Parliament is taking significant steps towards the impeachment vote for Western Cape Judge President John Hlophe and retired Gauteng Judge Nkola Motata. The Portfolio Committee on Justice and Correctional Services has recently adopted a framework that will guide the process of removing the two judges from their positions.
The Judicial Service Commission (JSC) had recommended the removal of Hlophe and Motata from the bench after they were both found guilty of gross misconduct in separate cases. Dr Barbara Loots, a parliamentary legal adviser, emphasized that the committee must consider Section 177 of the Constitution during the impeachment process.
According to Dr Loots, neither the JSC nor the National Assembly are subordinate to each other, as their roles differ but are equal. The National Assembly is not allowed to reassess the merits of the findings against Motata and Hlophe, as this responsibility falls within the jurisdiction of the JSC. However, Members of Parliament (MPs) will need to make a political decision in both cases.

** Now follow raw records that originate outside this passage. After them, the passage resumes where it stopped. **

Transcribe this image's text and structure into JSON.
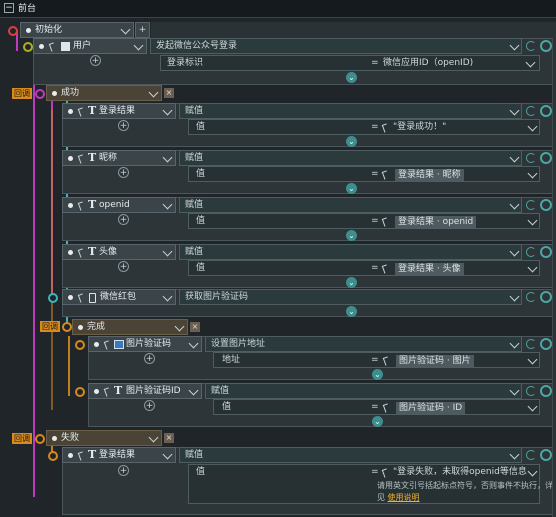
{
  "header": {
    "collapse": "−",
    "title": "前台"
  },
  "root": {
    "label": "初始化",
    "plus": "+"
  },
  "user_node": {
    "label": "用户",
    "action": "发起微信公众号登录",
    "param_label": "登录标识",
    "eq": "=",
    "param_value": "微信应用ID（openID)"
  },
  "success_block": {
    "callback_tag": "回调",
    "label": "成功"
  },
  "success_nodes": [
    {
      "label": "登录结果",
      "action": "赋值",
      "field": "值",
      "eq": "=",
      "value": "\"登录成功！\"",
      "chip": false
    },
    {
      "label": "昵称",
      "action": "赋值",
      "field": "值",
      "eq": "=",
      "value": "登录结果 · 昵称",
      "chip": true
    },
    {
      "label": "openid",
      "action": "赋值",
      "field": "值",
      "eq": "=",
      "value": "登录结果 · openid",
      "chip": true
    },
    {
      "label": "头像",
      "action": "赋值",
      "field": "值",
      "eq": "=",
      "value": "登录结果 · 头像",
      "chip": true
    }
  ],
  "redpack_node": {
    "label": "微信红包",
    "action": "获取图片验证码"
  },
  "done_block": {
    "callback_tag": "回调",
    "label": "完成"
  },
  "done_nodes": [
    {
      "label": "图片验证码",
      "action": "设置图片地址",
      "field": "地址",
      "eq": "=",
      "value": "图片验证码 · 图片"
    },
    {
      "label": "图片验证码ID",
      "action": "赋值",
      "field": "值",
      "eq": "=",
      "value": "图片验证码 · ID"
    }
  ],
  "fail_block": {
    "callback_tag": "回调",
    "label": "失败"
  },
  "fail_node": {
    "label": "登录结果",
    "action": "赋值",
    "field": "值",
    "eq": "=",
    "value": "\"登录失败，未取得openid等信息，请重",
    "note_line1": "请用英文引号括起标点符号，否则事件不执行，详",
    "note_line2_prefix": "见 ",
    "note_link": "使用说明"
  },
  "colors": {
    "accent_teal": "#3d8f8f",
    "tag_orange": "#d88a1c",
    "line_magenta": "#c03ac0",
    "line_cyan": "#3ab8c0"
  },
  "icons": [
    "collapse-icon",
    "dropdown-icon",
    "pointer-icon",
    "user-icon",
    "text-T-icon",
    "image-icon",
    "device-icon",
    "gear-icon",
    "cycle-icon",
    "plus-icon",
    "close-icon"
  ]
}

Dr Loots proposed a six-step process, which the committee agreed to adopt, to handle the procedural aspects of the impeachment. The first step is for the committee to formally acknowledge the gross misconduct findings.

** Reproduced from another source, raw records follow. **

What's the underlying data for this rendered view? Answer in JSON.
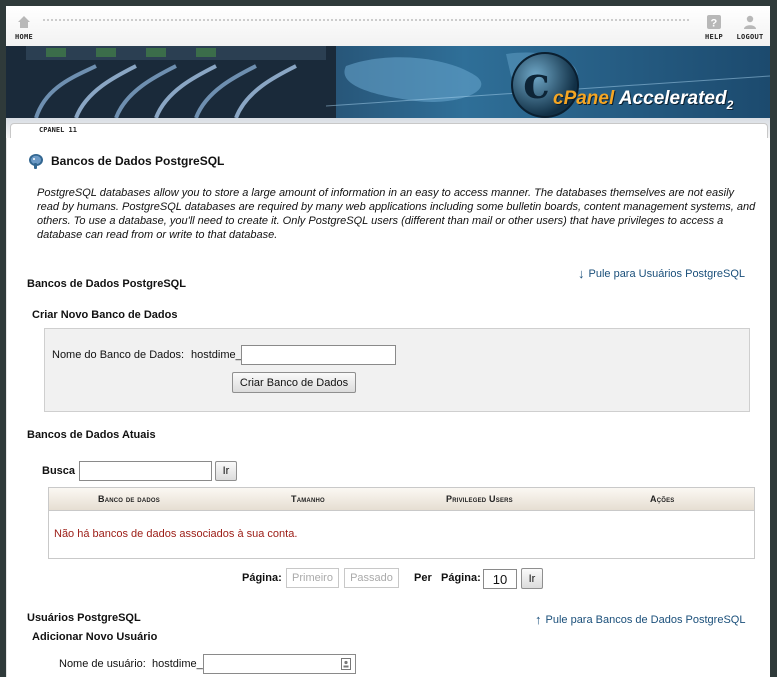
{
  "nav": {
    "home_label": "HOME",
    "help_label": "HELP",
    "logout_label": "LOGOUT"
  },
  "brand": {
    "c_letter": "c",
    "name_prefix": "cPanel",
    "name_suffix": " Accelerated",
    "version": "2"
  },
  "breadcrumb": {
    "label": "CPANEL 11"
  },
  "page": {
    "title": "Bancos de Dados PostgreSQL",
    "description": "PostgreSQL databases allow you to store a large amount of information in an easy to access manner. The databases themselves are not easily read by humans. PostgreSQL databases are required by many web applications including some bulletin boards, content management systems, and others. To use a database, you'll need to create it. Only PostgreSQL users (different than mail or other users) that have privileges to access a database can read from or write to that database."
  },
  "databases": {
    "heading": "Bancos de Dados PostgreSQL",
    "jump_link": "Pule para Usuários PostgreSQL",
    "create": {
      "heading": "Criar Novo Banco de Dados",
      "name_label": "Nome do Banco de Dados:",
      "prefix": "hostdime_",
      "name_value": "",
      "submit_label": "Criar Banco de Dados"
    },
    "current": {
      "heading": "Bancos de Dados Atuais",
      "search_label": "Busca",
      "search_value": "",
      "search_button": "Ir",
      "columns": [
        "Banco de dados",
        "Tamanho",
        "Privileged Users",
        "Ações"
      ],
      "empty_message": "Não há bancos de dados associados à sua conta."
    },
    "pager": {
      "page_label": "Página:",
      "first_label": "Primeiro",
      "prev_label": "Passado",
      "per_label": "Per",
      "per_page_label": "Página:",
      "per_page_value": "10",
      "go_label": "Ir"
    }
  },
  "users": {
    "heading": "Usuários PostgreSQL",
    "jump_link": "Pule para Bancos de Dados PostgreSQL",
    "add": {
      "heading": "Adicionar Novo Usuário",
      "username_label": "Nome de usuário:",
      "prefix": "hostdime_",
      "username_value": ""
    }
  }
}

The second step involves seeking a procedural briefing from a JSC official. Although this official cannot discuss the merits of the case, they will be bound by the process.
The third step is to provide Motata and Hlophe with the opportunity to make representations to the National Assembly regarding any extenuating circumstances.
While this will not change the guilty finding, it could impact the final decision on whether to impeach the judges or not. Dr Loots drew a parallel to the criminal justice system, where individuals can present additional factors during sentencing that may lead to a lesser punishment.
It is crucial to follow a fair and thorough process when dealing with the impeachment of judges, as their role in upholding the law and ensuring justice is of utmost importance. The adoption of this framework by the Portfolio Committee on Justice and Correctional Services demonstrates their commitment to ensuring accountability within the judiciary.